The Savage
- First edition
- Author: David Almond
- Illustrator: David McKean
- Language: English
- Genre: Young adult graphic novel, Fantasy
- Published: 2008 (Walker Books)
- Publication place: England
- Media type: Print (hardback)
- Pages: 78
- ISBN: 9781406308150
- OCLC: 799016444

= The Savage (novel) =

2008 graphic novel by David Almond

The Savage is a 2008 graphic novel by David Almond. It is about a boy called Blue who, to cope with his father's death starts drawing and writing a comic book story about a wild boy living in the woods.

==Reception==
In a School Library Journal review of the day, Elizabeth Bird wrote "By all logic, the melding of Dave McKean to David Almond should be a bad idea. .. Yet my encounter with The Savage came as a bit of a surprise to me.
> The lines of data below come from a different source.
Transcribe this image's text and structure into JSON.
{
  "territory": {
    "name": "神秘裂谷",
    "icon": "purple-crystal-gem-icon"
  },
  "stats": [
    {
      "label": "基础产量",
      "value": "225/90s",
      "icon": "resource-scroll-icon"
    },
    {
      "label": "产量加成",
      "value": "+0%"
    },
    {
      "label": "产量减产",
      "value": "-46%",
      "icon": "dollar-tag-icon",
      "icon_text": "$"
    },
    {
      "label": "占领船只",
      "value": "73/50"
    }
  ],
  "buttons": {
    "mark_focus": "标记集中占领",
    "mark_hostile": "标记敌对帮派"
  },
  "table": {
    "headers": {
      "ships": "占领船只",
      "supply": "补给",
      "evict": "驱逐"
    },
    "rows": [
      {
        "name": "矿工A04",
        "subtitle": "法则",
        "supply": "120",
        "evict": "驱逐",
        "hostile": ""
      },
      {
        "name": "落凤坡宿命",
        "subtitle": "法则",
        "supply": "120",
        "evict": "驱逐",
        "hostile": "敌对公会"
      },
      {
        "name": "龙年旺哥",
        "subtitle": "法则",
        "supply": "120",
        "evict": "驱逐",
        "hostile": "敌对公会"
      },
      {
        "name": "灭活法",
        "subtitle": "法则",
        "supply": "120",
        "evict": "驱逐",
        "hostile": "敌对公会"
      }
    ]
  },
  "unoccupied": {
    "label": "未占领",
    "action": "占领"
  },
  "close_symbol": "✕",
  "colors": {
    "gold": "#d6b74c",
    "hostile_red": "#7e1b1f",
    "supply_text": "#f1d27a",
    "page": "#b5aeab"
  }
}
As feared it definitely has a slightly older readership, but the darkness of the images and the text work together in ways that actually reduce the scary factor rather than increase it.", and described McKean’s illustrations as "It’s Where the Wild Things Are, shot through with teeth and flesh."

Booktrust found that "Almond’s revelations about child grief, as ever, are unsettling, as are McKean’s tortured illustrations, but as the book progresses we witness Blue achieving a degree of acceptance, and an unworldly resolution." and Kirkus Reviews called it a "provocative outing."

The Savage has also been reviewed by The Bulletin of the Center for Children's Books, Booklist, Horn Book Magazine, Michigan Reading Journal, School Librarian, Library Media Connection, and Reading Time.

==Awards and nominations==
- 2008 Cybils Award Graphic Novels (Young Adult) - nominated
- 2009 Kate Greenaway Medal - shortlist
- 2009 American Library Association Best Books for Young Adults

==Adaptations==
Almond has written a stage adaption of The Savage. It has been performed by the Live Theatre Company and has received favourable reviews.

In 2009 The Savage was adapted for the stage by Jenifer Toksvig with music by Nicholas Sutton for the youth theatre at the Arcola Theatre, directed by Thomas Hescott.